Sozialrecht nach landesrechtlichen Vorschriften: Pflegeeinrichtung; Investitionsförderung; Abschlagszahlung; Rückforderung;
(öffentlich-rechtlicher) Erstattungsanspruch; Vertrauensschutz; (grobe) Fahrlässigkeit; Sozialgesetzbuch; (sachlicher) Geltungsbereich;
Gesetzgebungskompetenz
Gründe:
Der Antrag auf Zulassung der Berufung gemäß §§
124,
124a VwGO, mit dem der Kläger sein Verpflichtungsbegehren auf Gewährung einer Investitionsförderung von Kapitaldiensten gemäß § 8 Abs.
3 des Thüringer Gesetzes zur Ausführung des Pflegeversicherungsgesetzes (im Folgenden: ThürAGPflegeVG) für das von ihm betriebene
Altenpflegeheim "B " (in E ) aufrechterhält und sich weiterhin gegen die Rückforderung eines diesbezüglichen Abschlags (i.
H. v. 30.000,- DM) wendet, bleibt erfolglos.
Keine der Zulassungsrügen rechtfertigt die Durchführung eines Berufungsverfahrens. Das gilt zunächst hinsichtlich der geltend
gemachten ernstlichen Zweifel (§
124 Abs.
2 Nr.
1 VwGO) in Bezug auf die Verpflichtungsklage (vgl. insbesondere Antragsbegründungsschrift, Ausführungen ab S. 10, vorletzter Absatz).
Die Ausführungen der Vorinstanz zum Fehlen der tatbestandlichen Voraussetzungen für eine Kapitaldienstförderung nach § 8 Abs.

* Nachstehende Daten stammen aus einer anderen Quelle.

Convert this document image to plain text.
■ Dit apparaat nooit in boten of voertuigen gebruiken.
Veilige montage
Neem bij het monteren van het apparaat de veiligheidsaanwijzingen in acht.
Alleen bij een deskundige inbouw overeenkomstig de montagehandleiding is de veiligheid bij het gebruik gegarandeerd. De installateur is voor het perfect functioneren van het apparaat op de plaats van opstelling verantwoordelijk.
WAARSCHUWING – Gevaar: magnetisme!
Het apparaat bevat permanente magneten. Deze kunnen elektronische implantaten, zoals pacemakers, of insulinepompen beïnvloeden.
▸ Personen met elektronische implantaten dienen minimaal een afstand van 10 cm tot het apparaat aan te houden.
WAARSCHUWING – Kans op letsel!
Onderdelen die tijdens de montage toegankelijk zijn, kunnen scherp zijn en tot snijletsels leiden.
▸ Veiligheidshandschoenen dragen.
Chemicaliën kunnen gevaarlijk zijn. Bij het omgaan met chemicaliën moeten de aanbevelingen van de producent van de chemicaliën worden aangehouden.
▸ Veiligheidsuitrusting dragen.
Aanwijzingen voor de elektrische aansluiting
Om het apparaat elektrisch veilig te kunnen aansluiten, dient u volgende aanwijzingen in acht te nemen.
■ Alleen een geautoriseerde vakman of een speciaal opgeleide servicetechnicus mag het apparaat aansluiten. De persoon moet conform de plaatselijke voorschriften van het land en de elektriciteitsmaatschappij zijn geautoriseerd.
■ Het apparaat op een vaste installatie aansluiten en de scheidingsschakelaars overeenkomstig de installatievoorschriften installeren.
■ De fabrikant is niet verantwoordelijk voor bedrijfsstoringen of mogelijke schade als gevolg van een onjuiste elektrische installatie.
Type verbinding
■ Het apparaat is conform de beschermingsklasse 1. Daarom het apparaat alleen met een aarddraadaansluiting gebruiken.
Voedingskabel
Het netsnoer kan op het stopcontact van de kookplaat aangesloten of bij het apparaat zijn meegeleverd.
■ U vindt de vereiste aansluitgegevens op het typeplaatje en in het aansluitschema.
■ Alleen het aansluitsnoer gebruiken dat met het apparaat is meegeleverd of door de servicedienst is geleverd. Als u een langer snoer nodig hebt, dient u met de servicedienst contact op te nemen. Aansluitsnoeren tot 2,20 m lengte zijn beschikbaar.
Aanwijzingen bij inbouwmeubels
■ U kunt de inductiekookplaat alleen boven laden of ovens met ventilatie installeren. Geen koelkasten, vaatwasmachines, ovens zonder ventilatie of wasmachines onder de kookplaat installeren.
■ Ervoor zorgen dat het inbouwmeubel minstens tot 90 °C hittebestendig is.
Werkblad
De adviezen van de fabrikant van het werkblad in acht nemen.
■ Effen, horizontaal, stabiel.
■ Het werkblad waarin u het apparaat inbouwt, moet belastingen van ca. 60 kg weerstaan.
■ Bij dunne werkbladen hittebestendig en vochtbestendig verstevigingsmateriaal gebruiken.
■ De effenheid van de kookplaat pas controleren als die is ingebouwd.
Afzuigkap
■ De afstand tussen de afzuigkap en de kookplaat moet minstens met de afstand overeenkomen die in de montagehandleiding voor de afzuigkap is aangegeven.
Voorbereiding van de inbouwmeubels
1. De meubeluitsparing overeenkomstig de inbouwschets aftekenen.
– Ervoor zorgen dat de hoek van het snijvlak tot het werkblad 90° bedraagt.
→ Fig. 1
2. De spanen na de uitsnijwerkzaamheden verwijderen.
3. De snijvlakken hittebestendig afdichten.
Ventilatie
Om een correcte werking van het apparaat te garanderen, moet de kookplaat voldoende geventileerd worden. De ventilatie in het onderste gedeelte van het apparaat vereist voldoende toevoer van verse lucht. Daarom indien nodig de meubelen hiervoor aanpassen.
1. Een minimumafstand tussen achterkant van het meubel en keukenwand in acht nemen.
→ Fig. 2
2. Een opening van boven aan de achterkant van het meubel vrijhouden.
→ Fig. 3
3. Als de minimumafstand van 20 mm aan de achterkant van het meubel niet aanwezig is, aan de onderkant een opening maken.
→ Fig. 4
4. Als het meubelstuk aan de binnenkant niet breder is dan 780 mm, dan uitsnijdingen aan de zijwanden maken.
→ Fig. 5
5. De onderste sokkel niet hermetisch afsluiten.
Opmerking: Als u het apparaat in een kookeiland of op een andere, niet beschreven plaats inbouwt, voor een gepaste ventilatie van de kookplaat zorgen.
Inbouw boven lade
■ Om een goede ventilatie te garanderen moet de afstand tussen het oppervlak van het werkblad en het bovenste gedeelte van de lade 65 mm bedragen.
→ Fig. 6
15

3 ThürAGPflegeVG sind keinen rechtlichen Bedenken ausgesetzt. Nach Wortlaut sowie Sinn und Zweck der dort enthaltenen Regelungen
ist es nicht zweifelhaft, dass bei Pflegeeinrichtungen eine Kapitaldienstförderung für Herstellungsmaßnahmen, die bereits
- wie hier - vor dem 3. Oktober 1990 begonnen wurden, nicht in Betracht kommt (zur Kapitaldienstförderung nach § 8 Abs. 3
ThürAGPflegeVG vgl. auch die Begründung zur Vorschrift im zugrunde liegenden Gesetzentwurf der Landesregierung vom 30. April
1996 [LT-Drs. 2/1085, S. 17 f.]). Ein Verstoß gegen den Gleichheitsgrundsatz des Art.
3 Abs.
1 GG durch die Vorschrift selbst liegt fern. Schließlich ist der Antragsbegründung nicht zu entnehmen, dass im Freistaat Thüringen
ein Subventionsprogramm besteht, im Rahmen dessen eine Investitionsförderung unabhängig von einem gesetzlichen Förderanspruch
gemäß §§ 6 ff. ThürAGPflegeVG möglich wäre.
Für den vom Antrag nicht ausdrücklich geltend gemachten Zulassungsgrund besonderer tatsächlicher und rechtlicher Schwierigkeiten
gemäß §
124 Abs.
2 Nr.
2 VwGO ergibt sich nichts anderes. Denn die Antragsbegründung führt nach den vorgenannten Ausführungen nicht einmal auf solche Zweifel
an der Richtigkeit des Urteils, die sich im Rahmen des Zulassungsverfahrens nicht abschließend klären lassen und deshalb unter
dem Gesichtspunkt besonderer tatsächlicher und rechtlicher Schwierigkeiten die Zulassung der Berufung rechtfertigen könnten
(zur Auslegung dieses Zulassungsgrundes vgl. nur Senatsbeschluss vom 10. Dezember 1997 - 3 ZEO 1053/97 - ThürVBl. 1998, 93 m. w. N.).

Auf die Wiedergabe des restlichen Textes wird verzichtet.